Taming the Japanese Bear: Nikkei Case Study

In Institutional, Retail, Systematic Investing, Tactical Alpha on

The last post explored the efficacy of two simple strategies — a moving average approach, and a momentum strategy — in timing the S&P500, and compared these systems to a buy and hold strategy over the period 1971 – 2010. This period included an 11 year secular sideways market from 1971 until the Volker bottom in 1982, followed by one of the biggest and longest bull markets in history, from 1982 through the peak of the technology bubble in 2000. Post 2000, US stocks languished for three years before embarking on another 4-year rally to new all-time highs, and then they crashed again, by more that 50% in 2008-9. Of course, since then we have rebounded 100% from the lows in the sharpest rally nice 1937. What a wild ride!

We saw that two simple timing strategies would have beat the markets in terms of absolute returns, but more importantly, the strategies would have achieved these returns with a fraction of the risk experienced from buy and hold.

This post will examine how the same timing systems would have performed if applied against Japanese stocks since 1984. What makes this study especially interesting is that the price of the Nikkei has lost 22% of it’s value in absolute terms, which works out to annualized returns of -1% per year, over that 26 year period. At the same time US stocks are up 555%, or 7.75% per year.

The question is, can a timing system provide substantial positive returns even during a period where markets are substantially negative?
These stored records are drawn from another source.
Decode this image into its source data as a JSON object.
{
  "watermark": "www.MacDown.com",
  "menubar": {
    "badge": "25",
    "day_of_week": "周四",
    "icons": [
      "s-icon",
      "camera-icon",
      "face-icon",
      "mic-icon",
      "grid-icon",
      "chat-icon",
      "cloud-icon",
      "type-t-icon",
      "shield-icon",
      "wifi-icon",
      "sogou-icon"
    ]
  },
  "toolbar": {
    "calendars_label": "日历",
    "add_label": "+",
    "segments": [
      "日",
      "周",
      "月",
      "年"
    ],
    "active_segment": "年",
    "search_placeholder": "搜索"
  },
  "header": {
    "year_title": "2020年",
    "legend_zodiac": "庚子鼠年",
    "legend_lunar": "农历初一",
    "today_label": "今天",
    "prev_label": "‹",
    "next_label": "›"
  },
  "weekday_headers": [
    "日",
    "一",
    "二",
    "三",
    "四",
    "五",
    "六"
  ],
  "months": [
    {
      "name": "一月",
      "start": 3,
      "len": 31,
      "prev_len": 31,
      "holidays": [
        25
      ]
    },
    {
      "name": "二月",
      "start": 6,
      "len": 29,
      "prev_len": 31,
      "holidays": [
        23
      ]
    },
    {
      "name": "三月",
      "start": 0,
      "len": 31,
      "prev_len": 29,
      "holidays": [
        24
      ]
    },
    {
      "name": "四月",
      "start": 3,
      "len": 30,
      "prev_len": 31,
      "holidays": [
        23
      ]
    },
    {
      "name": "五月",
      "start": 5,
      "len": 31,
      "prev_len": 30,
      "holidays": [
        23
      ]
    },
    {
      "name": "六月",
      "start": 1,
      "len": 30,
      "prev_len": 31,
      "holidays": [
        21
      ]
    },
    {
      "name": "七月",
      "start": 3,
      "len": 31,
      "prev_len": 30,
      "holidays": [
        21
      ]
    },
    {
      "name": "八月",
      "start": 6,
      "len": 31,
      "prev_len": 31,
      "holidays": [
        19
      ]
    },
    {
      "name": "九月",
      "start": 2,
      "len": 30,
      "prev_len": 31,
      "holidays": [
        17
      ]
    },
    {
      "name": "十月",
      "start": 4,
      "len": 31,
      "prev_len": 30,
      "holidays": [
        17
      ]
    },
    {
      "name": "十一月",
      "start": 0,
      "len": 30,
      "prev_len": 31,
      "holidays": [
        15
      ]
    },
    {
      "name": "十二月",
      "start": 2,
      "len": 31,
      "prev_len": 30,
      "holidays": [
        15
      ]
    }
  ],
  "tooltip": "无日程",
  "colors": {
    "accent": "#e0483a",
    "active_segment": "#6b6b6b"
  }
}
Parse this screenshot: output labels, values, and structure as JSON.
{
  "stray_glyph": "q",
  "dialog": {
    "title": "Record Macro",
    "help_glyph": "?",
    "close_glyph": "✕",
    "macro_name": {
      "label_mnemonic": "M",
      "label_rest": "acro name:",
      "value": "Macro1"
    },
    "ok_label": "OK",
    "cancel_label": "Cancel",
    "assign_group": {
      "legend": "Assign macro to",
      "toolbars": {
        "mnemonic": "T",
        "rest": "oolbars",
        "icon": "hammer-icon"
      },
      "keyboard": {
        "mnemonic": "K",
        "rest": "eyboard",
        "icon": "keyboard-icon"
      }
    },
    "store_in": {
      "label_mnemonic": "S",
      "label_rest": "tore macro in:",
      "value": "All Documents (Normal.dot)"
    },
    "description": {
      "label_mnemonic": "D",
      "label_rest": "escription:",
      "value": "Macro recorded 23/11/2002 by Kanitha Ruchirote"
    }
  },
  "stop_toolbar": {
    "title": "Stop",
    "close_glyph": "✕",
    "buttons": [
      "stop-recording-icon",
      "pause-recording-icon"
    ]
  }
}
Chart 1. shows the price performance of the Nikkei from 1984 through the end of 2010. We can see that the market experienced a parabolic run to it’s peak in 1989 before beginning a 20 year bear market which took prices down 80% through the end of 2008. Note the annualized returns of -0.94%, and maximum total loss from peak value of 80% over this period (see “CAGR%” and “Max Total Equity DD” respectively in the table above Chart 1.)

Chart 1.

Source: Butler|Philbrick & Associates

Chart 2. shows the results of a test which applies a simple moving average to signal when to move to cash. As in the prior post, the system owns Japanese stocks when the index closes any month above the moving average, and holds cash otherwise. The results are substantially better than buy and hold, with positive returns of 4.7% per year, and a maximum loss of 43% from any peak, though the return series is a little choppy.

Chart 2.

Source: Butler|Philbrick & Associates

For Chart 3. we applied a relative strength rotation strategy to signal when to hold cash versus the index. Conceptually, this system makes use of a simple momentum system where we own the index when it has outperformed cash over the prior year or so, and we hold cash other wise. In this way, stocks earn their way into the portfolio by demonstrating positive returns over any prior 6 to 12 month period. If they haven’t earned their place in the portfolio by exhibiting strong prior returns, then it makes better sense to hold cash.

We can see that this technique delivered returns on the Nikkei of over 10% annually even while the index itself dropped 22% in value. Even better, this portfolio never dropped more than 19% from any peak value.

Chart 3.

Source: Butler|Philbrick & Associates

Lastly, and for giggles, we ran the same system as in Chart 3 above, but we also allowed the system to short the index in periods where the market exhibited negative returns over the prior 6 to 12 months. In this way we are able to earn returns while the market trends higher, and to also earn returns when the market trends lower.

Chart 4.

Source: Butler|Philbrick & Associates

By allowing the system to move into a short posture when markets are exhibiting negative price momentum, rather than just holding cash during these periods, we are able to extract over 16% annualized investment performance, while never dropping more than 23% from any peak portfolio value. And this during a period where the index dropped in value by 22%, from start to finish, and by 80% from peak to trough!

You may believe that markets only ever go up, despite having experienced no less than 2 major bear markets in the last 10 years, each of which erased half of total stock market value, and ignoring the evidence from Japan, which has experienced 20 years of declining prices. It is folly, however, to not at least acknowledge the possibility that market may not go up all the time. Accepting this possibility, doesn’t it make sense to explore other approaches to investing which may better position your portfolio for whatever the future might hold?